Dive Brief:
- Direct-to-consumer telehealth services make care more convenient by giving patients with minor illnesses 24-7 access to a physician, but they don’t necessarily reduce costs by substituting for office and emergency room (ER) visits, a new study published in Health Affairs suggests.
- Researchers at RAND Corporation looked at three years of claims data and found that just 12% of telehealth visits for acute respiratory illness replaced visits to other providers, while 88% represented new utilization.
- Despite lower costs for telehealth visits, average annual spending on acute respiratory illness rose $45 per telehealth user largely due to new utilization, the researchers concluded.
Dive Insight:
Use of direct-to-consumer telehealth provided by companies like Teladoc, American Well and Doctors on Demand is on the rise. Dallas-based Teladoc, for example, saw membership grow by 55% to 17.5 million in 2016 and revenues hit $123.2 million.
There are now more ways for Americans to access care — from retail clinics to telehealth. There are currently about 3,000 retail clinics operating in the U.S., and one in three consumers has visited one, according to a 2016 PricewaterhouseCoopers’ Health Research Institute report.
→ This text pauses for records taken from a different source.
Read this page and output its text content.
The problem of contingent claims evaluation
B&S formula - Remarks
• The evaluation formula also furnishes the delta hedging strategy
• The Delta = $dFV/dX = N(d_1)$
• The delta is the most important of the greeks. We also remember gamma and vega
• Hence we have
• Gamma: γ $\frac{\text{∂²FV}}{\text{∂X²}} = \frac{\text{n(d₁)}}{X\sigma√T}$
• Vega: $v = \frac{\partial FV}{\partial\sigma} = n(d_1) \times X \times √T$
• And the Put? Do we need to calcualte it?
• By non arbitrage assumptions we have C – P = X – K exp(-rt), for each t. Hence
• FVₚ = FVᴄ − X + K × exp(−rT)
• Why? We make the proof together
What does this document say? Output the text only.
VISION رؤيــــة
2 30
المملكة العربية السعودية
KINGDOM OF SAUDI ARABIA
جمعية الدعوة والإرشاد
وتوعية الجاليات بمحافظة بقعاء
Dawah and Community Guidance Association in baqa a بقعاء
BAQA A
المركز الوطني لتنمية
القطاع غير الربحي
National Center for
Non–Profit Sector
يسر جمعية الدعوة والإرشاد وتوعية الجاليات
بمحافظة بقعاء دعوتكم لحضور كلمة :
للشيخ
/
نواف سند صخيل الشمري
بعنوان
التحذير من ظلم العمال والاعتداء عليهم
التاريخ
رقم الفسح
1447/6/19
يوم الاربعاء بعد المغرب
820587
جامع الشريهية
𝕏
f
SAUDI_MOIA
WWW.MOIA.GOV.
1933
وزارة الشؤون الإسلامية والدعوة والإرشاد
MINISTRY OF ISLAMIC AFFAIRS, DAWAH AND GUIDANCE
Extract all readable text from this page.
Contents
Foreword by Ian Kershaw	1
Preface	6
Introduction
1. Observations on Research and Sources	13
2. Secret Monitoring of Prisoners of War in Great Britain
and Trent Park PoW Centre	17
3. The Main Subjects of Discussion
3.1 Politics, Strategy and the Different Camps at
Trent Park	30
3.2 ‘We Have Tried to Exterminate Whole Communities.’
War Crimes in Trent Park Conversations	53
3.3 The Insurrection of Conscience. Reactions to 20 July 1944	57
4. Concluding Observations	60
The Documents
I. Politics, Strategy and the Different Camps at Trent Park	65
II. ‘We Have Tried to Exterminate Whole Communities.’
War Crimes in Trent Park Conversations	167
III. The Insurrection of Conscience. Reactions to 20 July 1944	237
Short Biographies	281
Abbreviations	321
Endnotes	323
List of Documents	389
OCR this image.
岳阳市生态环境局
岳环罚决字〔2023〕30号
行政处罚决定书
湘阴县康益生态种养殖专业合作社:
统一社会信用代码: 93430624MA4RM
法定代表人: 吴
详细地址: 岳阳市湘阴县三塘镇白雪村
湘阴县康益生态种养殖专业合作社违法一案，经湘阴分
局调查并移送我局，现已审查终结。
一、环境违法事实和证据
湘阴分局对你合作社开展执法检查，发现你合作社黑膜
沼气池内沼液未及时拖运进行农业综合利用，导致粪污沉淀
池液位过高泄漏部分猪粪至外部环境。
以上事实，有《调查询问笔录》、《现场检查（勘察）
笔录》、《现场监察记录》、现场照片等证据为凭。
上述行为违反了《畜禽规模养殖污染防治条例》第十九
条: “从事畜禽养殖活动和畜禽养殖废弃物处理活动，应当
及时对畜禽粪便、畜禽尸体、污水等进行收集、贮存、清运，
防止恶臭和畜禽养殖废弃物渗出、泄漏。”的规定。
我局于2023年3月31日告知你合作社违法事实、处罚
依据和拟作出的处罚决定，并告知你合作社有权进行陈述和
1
Also, more companies are partnering with others to enter the telehealth space, including Sam's Club and Samsung.
With all of these alternative care options, the goal is to increase access and keep people healthy while also reducing down costs.
However, the overall result in the RAND study was that spending from new utilization outweighed savings from substitution. And the new findings echo a recent study in the Annals of Emergency Medicine, which found widespread availability of retail clinics is not noticeably reducing nonemergency visits to ERs. While retail clinics have helped to meet increased demand for healthcare created by newly insured Americans under the ACA, they haven’t led to a meaningful drop in low-acuity ER visits, according to the study.
One way to get better value out of telehealth might be to increase patient cost sharing, the RAND researchers suggest. “Telehealth services could save money if greater shares of visits represented substitution for visits to other settings,” the researchers write. “This could be accomplished by increasing patient cost sharing for telehealth visits, which could be justified by savings in travel time.” Health plans could also direct patients who frequent ERs to telehealth through targeted outreach programs, they say.